Attack the website yourself. See first hand if it's vulnerable.

Microsoft knows who's running pirate versions of windows when sending updates or if they are that thick then who on earth can trust their windows software.

Just turning updates off from the control panel does not stop updates and these security fixes, all 20,000 are about closing leaked back doors and adding a load of new ones.

You know when you try to drag a file from one location to another and it freezes well that's Microsoft scanning the file and I know this because I have watched what goes on when a window machine talks to what it thinks is a remote file server.

China has developed its own microprocessors and OS and that has the USA running around like a headless chicken because the cyber war plans they had won't work on these systems so it's no good trying to tell me that Microsoft is on our side.

Longtime luker finally getting around to joining (first post!)...

Anyway, just wondering if anyone knows if any of the NSA's person stuff was affected by the bug? It seems like if they did know about it or even create it they would have had to take measures against it exposing themselves or their associates. I'd be suspicious if they switched away from using openSSL shortly after the bad update (or warned their friends to), and "VERY" suspicious if they did so right BEFORE it showed up!

eloheim
Longtime luker finally getting around to joining (first post!)...

Anyway, just wondering if anyone knows if any of the NSA's person stuff was affected by the bug? It seems like if they did know about it or even create it they would have had to take measures against it exposing themselves or their associates. I'd be suspicious if they switched away from using openSSL shortly after the bad update (or warned their friends to), and "VERY" suspicious if they did so right BEFORE it showed up!

The NSA can't do that.

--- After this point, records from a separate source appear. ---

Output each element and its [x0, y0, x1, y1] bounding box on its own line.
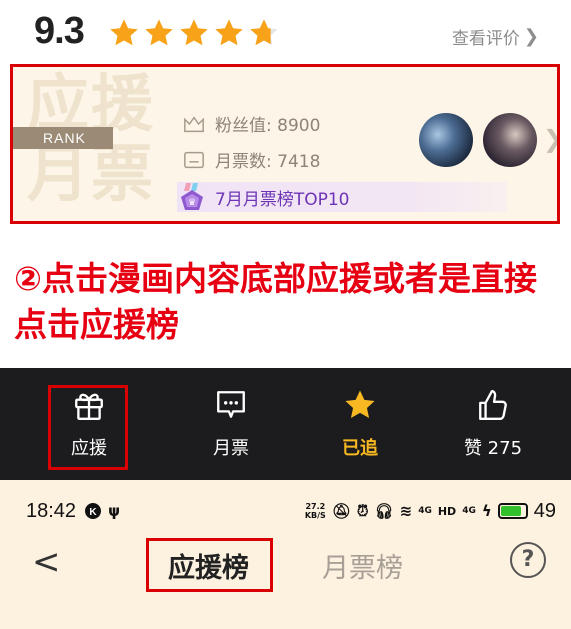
- thumbs-up-icon: [479, 390, 507, 420]
- star-icon: [110, 19, 138, 46]
- top10-label: 7月月票榜TOP10: [215, 189, 350, 210]
- avatar[interactable]: [483, 113, 537, 167]
- rank-card[interactable]: 应援 月票 RANK 粉丝值: 8900 月票数: 7418 ♛ 7月月票榜TO…: [10, 64, 560, 224]
- ticket-icon: [217, 391, 245, 418]
- like-button[interactable]: 赞 275: [448, 388, 538, 460]
- instruction-text: ②点击漫画内容底部应援或者是直接点击应援榜: [14, 259, 537, 344]
- wifi-icon: ≋: [399, 502, 413, 520]
- highlight-box: [146, 538, 273, 592]
- net-speed: 27.2 KB/S: [304, 502, 326, 520]
- view-reviews-link[interactable]: 查看评价 ❯: [452, 24, 539, 49]
- signal-4g-icon: 4G: [418, 506, 432, 516]
- rating-row: 9.3 查看评价 ❯: [0, 0, 571, 64]
- follow-button[interactable]: 已追: [315, 388, 405, 460]
- avatar[interactable]: [419, 113, 473, 167]
- chevron-right-icon: ❯: [523, 26, 539, 47]
- alarm-icon: ⏰︎: [356, 502, 369, 520]
- monthly-ticket-button[interactable]: 月票: [186, 388, 276, 460]
- help-button[interactable]: ?: [510, 542, 546, 578]
- status-time: 18:42: [26, 499, 77, 522]
- signal-4g-icon: 4G: [462, 506, 476, 516]
- k-app-icon: K: [85, 503, 102, 519]
- top10-banner: ♛ 7月月票榜TOP10: [177, 182, 507, 212]
- status-left-icons: K ψ: [84, 502, 120, 520]
- star-half-icon: [250, 19, 278, 46]
- svg-text:♛: ♛: [188, 197, 196, 207]
- ticket-label: 月票: [213, 438, 249, 459]
- medal-icon: ♛: [181, 183, 203, 210]
- charging-icon: ϟ: [481, 502, 492, 520]
- status-bar: 18:42 K ψ 27.2 KB/S 🔕︎ ⏰︎ 🎧︎ ≋ 4G HD 4G …: [26, 498, 556, 524]
- like-label: 赞 275: [463, 438, 523, 459]
- follow-label: 已追: [342, 438, 378, 459]
- rank-tag: RANK: [13, 127, 113, 149]
- rating-stars: [108, 17, 280, 49]
- app-header: 18:42 K ψ 27.2 KB/S 🔕︎ ⏰︎ 🎧︎ ≋ 4G HD 4G …: [0, 480, 571, 629]
- battery-icon: [497, 503, 528, 519]
- star-icon: [345, 390, 375, 419]
- ticket-value: 月票数: 7418: [215, 152, 321, 172]
- star-icon: [180, 19, 208, 46]
- view-reviews-label: 查看评价: [451, 29, 520, 49]
- hd-icon: HD: [437, 504, 457, 518]
- ticket-stat: 月票数: 7418: [183, 147, 320, 172]
- fans-stat: 粉丝值: 8900: [183, 111, 320, 136]
- crown-icon: [184, 115, 204, 132]
- star-icon: [145, 19, 173, 46]
- svg-text:K: K: [89, 507, 97, 518]
- back-arrow-icon[interactable]: <: [32, 542, 61, 582]
- battery-level: 49: [533, 499, 556, 522]
- usb-icon: ψ: [108, 502, 120, 520]
- tab-monthly-ticket-rank[interactable]: 月票榜: [322, 546, 403, 585]
- mute-icon: 🔕︎: [331, 502, 351, 520]
- highlight-box: [48, 385, 128, 470]
- headphones-icon: 🎧︎: [374, 502, 394, 520]
- status-right-icons: 27.2 KB/S 🔕︎ ⏰︎ 🎧︎ ≋ 4G HD 4G ϟ 49: [305, 500, 556, 523]
- chevron-right-icon: ❯: [543, 125, 557, 153]
- ticket-icon: [184, 151, 204, 168]
- star-icon: [215, 19, 243, 46]
- fans-value: 粉丝值: 8900: [215, 116, 321, 136]
- rating-score: 9.3: [34, 10, 85, 52]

If they take actions to move to a more secure method of communication they will tip off precisely the people that they want to spy on, that the current method is insecure. The philosophy is that if the method of communication is insecure but they are the only ones who know about the vulnerability then to everyone not being targeted by them, it's secure.

It's the very definition of security through obscurity which is something they practice and has been proven in the world to not work.